# Best way to build and fit top boxes in kitchen



## sammy.se (25 Mar 2020)

Hi

I want to use this time at home to add a few top cabinets to the void above my kitchen units. Basic cabinet face-frame and 5 piece doors.

I'm not sure the best way to build and fit these. Should I 

A) build a full cabinet with 18mm MDF sides, base and top, 6mm back panel 

Or 

B) build a frame out of softwood, so that I effectively use the wall and ceiling as the cabinet back and top, and the existing kitchen wall units as the base of the top cabinets?

Also,

I'm not sure if my existing wall units can support the weight of top cabinets, if I rest them directly on top. I'm thinking I could use a cleat and attach directly to the wall, to be safe... What are people's thoughts?

The walls are plasterboard (dot and dab) on those light/soft type grey breeze blocks.

I want to keep the 'coving' that is currently on the wall units, 


Pictures below:












Sent from my SM-G973F using Tapatalk


----------



## That would work (25 Mar 2020)

I think if I were doing that I would make actual individual boxes.

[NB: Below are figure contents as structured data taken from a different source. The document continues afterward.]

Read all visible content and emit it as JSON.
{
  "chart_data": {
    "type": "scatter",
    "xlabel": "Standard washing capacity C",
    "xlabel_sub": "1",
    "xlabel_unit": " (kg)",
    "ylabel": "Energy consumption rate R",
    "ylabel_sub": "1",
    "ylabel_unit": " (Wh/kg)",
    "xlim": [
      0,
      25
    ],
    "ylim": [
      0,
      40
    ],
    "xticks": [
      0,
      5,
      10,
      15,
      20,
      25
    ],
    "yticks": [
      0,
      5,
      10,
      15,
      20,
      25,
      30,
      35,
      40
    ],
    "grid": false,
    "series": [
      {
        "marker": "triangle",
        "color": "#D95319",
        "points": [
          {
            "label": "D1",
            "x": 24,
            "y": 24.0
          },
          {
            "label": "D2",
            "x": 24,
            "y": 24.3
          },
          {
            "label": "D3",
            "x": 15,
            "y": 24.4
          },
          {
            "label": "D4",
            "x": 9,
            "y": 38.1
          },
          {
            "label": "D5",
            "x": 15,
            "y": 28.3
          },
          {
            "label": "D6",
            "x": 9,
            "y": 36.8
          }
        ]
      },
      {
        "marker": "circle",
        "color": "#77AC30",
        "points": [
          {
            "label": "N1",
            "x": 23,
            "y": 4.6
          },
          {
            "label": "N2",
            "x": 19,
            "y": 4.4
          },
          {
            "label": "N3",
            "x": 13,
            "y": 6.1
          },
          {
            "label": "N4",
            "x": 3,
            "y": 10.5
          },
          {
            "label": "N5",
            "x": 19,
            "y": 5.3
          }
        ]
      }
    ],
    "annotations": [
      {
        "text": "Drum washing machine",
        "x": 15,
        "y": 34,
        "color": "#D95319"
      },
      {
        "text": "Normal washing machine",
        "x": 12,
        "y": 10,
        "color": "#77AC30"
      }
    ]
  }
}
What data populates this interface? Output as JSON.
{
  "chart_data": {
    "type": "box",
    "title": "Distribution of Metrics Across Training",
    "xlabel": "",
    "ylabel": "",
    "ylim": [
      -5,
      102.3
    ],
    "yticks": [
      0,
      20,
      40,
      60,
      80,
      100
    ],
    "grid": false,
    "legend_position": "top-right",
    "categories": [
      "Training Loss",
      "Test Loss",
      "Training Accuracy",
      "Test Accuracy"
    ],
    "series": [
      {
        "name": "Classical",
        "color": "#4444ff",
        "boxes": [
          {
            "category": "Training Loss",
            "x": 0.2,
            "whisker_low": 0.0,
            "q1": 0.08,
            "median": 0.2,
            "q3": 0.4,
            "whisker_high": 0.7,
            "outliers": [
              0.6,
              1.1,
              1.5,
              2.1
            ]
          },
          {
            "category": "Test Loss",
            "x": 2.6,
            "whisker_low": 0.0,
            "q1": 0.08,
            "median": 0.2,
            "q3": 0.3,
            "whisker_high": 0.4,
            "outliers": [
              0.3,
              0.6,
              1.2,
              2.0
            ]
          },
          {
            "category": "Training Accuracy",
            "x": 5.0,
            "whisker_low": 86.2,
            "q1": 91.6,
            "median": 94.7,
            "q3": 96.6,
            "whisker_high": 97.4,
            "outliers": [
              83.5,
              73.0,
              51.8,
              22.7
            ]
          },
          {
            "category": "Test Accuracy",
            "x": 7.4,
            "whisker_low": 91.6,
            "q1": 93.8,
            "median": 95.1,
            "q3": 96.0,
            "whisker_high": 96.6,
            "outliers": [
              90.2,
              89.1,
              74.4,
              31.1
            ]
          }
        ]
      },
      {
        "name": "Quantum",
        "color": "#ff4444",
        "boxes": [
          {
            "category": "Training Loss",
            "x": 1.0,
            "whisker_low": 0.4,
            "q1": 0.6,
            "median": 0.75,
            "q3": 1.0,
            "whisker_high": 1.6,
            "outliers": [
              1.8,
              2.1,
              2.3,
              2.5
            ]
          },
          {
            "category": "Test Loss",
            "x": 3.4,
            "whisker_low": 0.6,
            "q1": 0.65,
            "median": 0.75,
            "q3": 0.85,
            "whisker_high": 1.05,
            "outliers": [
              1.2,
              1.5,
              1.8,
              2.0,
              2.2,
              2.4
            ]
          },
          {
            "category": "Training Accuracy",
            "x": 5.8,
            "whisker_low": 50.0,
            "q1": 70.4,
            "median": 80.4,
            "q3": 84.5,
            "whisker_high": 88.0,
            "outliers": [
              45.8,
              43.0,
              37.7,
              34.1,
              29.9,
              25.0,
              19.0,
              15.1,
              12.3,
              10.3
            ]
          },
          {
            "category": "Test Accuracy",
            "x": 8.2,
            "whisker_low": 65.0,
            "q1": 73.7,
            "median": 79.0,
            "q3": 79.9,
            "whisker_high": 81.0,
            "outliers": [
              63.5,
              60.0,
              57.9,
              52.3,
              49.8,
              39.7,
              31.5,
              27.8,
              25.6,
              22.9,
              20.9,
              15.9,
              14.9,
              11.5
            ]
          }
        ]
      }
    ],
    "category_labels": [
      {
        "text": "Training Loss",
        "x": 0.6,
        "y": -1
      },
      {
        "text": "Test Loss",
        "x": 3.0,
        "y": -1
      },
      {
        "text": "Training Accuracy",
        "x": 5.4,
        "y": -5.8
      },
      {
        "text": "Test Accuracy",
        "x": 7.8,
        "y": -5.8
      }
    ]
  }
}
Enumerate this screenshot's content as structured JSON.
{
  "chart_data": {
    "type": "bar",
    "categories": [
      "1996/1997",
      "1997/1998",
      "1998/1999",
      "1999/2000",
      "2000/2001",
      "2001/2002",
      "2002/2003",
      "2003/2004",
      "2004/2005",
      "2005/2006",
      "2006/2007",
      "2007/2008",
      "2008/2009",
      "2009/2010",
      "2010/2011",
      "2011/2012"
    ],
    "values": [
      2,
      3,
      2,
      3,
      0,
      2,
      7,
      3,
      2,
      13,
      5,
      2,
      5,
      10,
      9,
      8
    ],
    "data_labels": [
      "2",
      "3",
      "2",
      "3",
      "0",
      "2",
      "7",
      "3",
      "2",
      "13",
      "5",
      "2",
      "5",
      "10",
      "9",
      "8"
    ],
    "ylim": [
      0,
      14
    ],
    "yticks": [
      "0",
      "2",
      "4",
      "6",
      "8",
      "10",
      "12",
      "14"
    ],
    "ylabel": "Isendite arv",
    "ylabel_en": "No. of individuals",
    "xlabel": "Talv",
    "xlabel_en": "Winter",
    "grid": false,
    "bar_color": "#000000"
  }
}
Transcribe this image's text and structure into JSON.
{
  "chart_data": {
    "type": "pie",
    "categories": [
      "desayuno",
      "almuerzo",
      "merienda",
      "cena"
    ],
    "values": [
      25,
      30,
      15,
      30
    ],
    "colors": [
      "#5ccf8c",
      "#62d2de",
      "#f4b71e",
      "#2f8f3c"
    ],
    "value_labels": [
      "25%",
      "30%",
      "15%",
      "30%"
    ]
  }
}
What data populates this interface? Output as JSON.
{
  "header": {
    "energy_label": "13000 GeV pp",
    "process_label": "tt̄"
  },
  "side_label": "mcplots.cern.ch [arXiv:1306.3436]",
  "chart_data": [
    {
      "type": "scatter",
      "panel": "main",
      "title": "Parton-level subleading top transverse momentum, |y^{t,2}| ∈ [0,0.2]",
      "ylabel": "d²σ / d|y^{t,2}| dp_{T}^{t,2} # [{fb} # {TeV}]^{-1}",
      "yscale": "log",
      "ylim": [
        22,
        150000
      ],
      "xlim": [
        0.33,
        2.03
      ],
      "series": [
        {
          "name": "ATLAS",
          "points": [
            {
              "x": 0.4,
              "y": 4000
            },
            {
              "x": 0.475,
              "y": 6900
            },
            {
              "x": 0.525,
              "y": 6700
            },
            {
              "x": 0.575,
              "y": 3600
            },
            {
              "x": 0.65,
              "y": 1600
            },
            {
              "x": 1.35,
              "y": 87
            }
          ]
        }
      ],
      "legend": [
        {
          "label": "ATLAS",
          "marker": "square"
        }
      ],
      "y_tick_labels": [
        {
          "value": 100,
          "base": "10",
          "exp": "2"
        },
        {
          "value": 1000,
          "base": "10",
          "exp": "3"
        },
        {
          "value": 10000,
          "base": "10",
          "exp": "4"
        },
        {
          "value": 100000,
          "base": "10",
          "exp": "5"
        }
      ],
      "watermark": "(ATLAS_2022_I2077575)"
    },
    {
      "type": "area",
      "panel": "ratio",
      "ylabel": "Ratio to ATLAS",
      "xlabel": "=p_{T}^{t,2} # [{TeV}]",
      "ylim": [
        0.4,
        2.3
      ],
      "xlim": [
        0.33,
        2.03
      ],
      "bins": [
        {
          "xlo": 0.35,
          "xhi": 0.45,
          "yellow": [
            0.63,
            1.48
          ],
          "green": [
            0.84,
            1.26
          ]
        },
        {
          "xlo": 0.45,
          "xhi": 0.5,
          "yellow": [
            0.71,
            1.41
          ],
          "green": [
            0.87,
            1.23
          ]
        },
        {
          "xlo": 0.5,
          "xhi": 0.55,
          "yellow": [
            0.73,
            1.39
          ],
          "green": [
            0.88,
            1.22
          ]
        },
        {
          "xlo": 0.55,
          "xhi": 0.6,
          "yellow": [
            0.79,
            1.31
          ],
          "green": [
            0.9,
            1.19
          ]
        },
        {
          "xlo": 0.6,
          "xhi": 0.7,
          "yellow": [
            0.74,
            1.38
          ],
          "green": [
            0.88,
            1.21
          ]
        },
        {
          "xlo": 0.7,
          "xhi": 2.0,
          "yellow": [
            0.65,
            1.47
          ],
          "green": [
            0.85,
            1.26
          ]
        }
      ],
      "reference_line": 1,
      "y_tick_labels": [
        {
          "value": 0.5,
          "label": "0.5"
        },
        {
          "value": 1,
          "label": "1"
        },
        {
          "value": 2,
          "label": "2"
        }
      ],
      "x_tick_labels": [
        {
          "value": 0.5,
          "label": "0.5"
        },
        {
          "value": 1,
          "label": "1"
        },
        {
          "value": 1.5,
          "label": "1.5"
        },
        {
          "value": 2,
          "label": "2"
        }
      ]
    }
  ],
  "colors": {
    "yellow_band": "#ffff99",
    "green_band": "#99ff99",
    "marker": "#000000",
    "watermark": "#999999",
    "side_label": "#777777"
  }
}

Nicely done with decent timber and dovetails with hand cutouts on the side. Rather than trying to tie into what's there which I don't think would work.
It's true you need to climb up but then you would need to anyway.


----------



## sammy.se (25 Mar 2020)

I will be painting them white, with a slight sheen, mostly to blend in with the ceiling, and not the cream cabinets...

I think I'm sticking to basic MDF cabinets rather than traditional and solid wood - I am working from home so don't have too much time or material...

Sent from my SM-G973F using Tapatalk


----------



## TJC (29 Aug 2020)

.


----------



## MikeG. (29 Aug 2020)

If they're in the same plane as the existing (ie don't stick out further into the room), and the top of the existing is good enough to act as a bottom shelf, then there's no need to put another box or boxes up there. Just make up a face frame to fit the gap.


----------